Schuh zitiert in diesem Zusammenhang den international anerkannten Umweltepidemiologen Erich Wichmann: "Es ist völlig rätselhaft, weshalb es für den besonders gefährlichen lungengängigen Feinstaub und die ultrafeinen Partikel noch nicht einmal ein angemessenes Mess- und Überwachungssystem in Deutschland gibt."

Das gilt auch für Österreich, wo bisher an gerade drei peripher gelegenen Messstellen des Umweltbundesamtes (Illmitz im Burgenland, St. Koloman in Salzburg und Vorhegg in Kärnten) die Menge des Gesamtschwebestaubes erfasst wurde. Und ebensowenig wie in Deutschland dürfte sich in absehbarer Zeit daran etwas ändern. Da wie dort sind zwar Teile des europaweiten Schadstoffmessnetzes im Entstehen, doch Schwebstaub wird weiterhin in PM 10-Größe und nicht darunter gemessen.

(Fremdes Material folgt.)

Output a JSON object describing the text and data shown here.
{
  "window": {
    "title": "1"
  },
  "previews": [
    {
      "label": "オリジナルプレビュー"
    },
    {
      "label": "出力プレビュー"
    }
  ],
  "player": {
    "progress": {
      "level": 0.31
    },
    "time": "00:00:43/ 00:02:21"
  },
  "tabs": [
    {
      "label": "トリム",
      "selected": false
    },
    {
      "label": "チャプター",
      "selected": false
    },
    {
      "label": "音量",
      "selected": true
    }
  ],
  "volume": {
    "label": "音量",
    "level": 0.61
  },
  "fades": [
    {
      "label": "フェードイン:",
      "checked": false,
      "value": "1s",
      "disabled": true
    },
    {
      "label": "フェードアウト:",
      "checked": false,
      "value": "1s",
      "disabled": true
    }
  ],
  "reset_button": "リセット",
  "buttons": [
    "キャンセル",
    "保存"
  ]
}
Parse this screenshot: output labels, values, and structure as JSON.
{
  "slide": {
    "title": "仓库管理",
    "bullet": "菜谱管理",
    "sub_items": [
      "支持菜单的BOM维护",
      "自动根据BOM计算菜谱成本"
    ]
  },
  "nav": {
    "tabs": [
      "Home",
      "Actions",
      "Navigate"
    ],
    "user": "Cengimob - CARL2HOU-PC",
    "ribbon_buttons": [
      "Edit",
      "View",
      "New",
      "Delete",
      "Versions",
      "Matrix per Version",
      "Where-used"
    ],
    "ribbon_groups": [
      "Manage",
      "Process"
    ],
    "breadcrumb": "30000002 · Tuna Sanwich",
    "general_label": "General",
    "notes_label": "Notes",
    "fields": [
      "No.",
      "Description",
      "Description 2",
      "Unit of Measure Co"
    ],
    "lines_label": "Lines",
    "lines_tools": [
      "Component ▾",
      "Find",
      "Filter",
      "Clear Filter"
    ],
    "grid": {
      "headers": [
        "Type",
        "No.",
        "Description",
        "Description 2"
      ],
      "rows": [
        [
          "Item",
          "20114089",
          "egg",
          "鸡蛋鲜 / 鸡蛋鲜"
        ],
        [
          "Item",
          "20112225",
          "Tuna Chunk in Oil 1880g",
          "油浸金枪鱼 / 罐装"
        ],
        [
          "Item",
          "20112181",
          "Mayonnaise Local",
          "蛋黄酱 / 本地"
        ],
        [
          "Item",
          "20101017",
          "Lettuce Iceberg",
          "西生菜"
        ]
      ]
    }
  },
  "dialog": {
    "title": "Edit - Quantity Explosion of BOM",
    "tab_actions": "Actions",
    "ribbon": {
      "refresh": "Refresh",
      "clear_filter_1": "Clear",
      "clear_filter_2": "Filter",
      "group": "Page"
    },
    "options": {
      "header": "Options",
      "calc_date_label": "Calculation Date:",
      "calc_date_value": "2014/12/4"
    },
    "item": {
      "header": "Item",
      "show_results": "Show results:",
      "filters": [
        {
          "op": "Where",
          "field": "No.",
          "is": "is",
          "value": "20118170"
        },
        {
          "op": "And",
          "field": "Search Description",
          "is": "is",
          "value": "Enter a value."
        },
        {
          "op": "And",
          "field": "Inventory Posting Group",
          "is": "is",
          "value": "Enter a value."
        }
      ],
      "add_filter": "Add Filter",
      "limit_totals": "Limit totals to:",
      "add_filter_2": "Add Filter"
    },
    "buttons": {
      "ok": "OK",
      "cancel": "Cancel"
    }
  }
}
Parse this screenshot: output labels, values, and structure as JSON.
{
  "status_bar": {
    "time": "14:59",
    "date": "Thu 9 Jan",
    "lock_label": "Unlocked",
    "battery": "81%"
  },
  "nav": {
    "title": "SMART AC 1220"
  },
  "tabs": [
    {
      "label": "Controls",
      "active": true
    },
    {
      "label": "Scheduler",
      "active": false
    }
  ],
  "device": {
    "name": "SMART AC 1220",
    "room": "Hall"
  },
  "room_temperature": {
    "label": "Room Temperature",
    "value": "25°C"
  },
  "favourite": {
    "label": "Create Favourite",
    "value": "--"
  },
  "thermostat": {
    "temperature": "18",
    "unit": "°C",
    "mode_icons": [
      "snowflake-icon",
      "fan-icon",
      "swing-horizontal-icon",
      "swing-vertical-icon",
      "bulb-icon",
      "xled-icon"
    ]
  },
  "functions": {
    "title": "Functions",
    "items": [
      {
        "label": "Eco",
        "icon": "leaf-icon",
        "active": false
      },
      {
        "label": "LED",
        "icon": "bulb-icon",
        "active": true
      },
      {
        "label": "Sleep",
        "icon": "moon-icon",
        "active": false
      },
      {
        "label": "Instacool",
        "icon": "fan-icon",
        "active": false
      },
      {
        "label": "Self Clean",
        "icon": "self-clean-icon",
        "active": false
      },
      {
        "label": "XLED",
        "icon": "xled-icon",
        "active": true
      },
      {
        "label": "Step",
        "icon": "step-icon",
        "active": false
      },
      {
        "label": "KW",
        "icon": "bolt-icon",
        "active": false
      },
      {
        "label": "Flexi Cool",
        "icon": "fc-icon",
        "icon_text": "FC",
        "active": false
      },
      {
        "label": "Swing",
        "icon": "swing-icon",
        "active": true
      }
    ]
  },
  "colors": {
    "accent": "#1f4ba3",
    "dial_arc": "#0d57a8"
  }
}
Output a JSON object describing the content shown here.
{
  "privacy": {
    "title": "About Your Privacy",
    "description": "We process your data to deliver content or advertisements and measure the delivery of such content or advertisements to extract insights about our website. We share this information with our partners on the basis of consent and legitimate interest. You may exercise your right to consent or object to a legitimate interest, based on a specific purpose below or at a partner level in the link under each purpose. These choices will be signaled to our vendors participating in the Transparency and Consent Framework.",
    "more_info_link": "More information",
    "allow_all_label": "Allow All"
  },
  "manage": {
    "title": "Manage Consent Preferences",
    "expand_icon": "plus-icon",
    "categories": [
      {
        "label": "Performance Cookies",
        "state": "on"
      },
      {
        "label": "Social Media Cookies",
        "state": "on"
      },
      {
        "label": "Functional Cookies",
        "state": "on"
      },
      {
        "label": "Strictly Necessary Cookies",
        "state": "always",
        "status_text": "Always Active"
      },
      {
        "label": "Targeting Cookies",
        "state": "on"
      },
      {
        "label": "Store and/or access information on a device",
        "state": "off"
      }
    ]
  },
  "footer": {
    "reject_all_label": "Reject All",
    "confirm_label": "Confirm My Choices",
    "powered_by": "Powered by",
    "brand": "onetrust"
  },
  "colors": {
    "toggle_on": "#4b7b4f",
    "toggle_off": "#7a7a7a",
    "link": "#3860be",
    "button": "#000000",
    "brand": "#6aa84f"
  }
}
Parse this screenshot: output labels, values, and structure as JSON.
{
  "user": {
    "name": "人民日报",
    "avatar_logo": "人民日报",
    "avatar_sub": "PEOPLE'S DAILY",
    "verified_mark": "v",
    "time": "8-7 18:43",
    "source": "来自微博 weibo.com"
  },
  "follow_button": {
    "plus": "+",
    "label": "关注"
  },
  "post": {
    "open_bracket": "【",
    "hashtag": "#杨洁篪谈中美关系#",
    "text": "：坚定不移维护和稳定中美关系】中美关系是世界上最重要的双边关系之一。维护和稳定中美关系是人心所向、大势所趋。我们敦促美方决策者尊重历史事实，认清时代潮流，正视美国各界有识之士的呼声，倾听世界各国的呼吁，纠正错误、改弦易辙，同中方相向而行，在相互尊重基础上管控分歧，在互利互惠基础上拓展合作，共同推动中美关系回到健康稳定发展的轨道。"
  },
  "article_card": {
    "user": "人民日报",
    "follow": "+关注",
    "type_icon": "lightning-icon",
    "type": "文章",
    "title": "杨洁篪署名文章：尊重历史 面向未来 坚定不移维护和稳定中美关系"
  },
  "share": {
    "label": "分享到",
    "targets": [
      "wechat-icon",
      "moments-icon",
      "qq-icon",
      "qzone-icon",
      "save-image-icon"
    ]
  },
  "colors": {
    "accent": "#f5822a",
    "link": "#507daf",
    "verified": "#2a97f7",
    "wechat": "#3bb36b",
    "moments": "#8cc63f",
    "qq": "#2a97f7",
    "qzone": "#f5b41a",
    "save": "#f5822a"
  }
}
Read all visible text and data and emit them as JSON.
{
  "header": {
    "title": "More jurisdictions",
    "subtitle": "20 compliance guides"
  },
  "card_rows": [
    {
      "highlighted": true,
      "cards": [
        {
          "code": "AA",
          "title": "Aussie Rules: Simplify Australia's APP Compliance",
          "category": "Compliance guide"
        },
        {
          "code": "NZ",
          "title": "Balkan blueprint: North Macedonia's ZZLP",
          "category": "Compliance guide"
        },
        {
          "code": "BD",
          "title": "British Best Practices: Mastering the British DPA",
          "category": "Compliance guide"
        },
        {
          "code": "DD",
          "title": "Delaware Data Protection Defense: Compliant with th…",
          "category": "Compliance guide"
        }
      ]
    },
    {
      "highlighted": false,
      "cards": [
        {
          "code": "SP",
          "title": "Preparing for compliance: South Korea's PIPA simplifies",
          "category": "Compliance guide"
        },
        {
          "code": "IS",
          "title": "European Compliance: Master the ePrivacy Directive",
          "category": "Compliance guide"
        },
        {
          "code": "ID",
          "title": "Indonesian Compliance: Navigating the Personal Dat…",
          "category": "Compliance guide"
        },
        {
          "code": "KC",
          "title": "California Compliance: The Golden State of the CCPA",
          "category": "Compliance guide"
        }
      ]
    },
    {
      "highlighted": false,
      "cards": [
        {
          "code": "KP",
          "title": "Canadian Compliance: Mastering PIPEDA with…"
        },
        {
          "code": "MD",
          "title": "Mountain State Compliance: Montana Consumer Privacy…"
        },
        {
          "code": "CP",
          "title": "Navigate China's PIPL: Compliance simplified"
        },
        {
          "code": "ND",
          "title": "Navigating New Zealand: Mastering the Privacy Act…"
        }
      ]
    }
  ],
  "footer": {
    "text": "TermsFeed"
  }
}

Das bedeutet, dass die vor allem brisanten Russ- und Dieselpartikel nicht erfasst werden, so sie nur klein genug sind. Und das sind sie zunehmend, seit in der Industrie und in Motoren Filter eingesetzt werden, in denen nur die größeren Teilchen hängenbleiben. Hinzu kommt, dass bestimmte Metalle und Chemiegifte bevorzugt an den feinen Partikeln andocken, sich mit ihnen im Lungengewebe ablagern und nicht mehr abhusten lassen.

Eine Studie des Umweltepidemiologen Wichmann zeigt dies drastisch: Sowohl die Schwebstaubmengen als auch die Schwefeldioxid-Konzentration war in der DDR in den Achtigerjahren um das zehn- bzw. sogar 100-fache höher als Ende der Neunziger. Doch an der Sterblichkeit durch Luftschadstoffe infolge Inversionswetterlagen hatte sich in dem untersuchten Gebiet nichts geändert.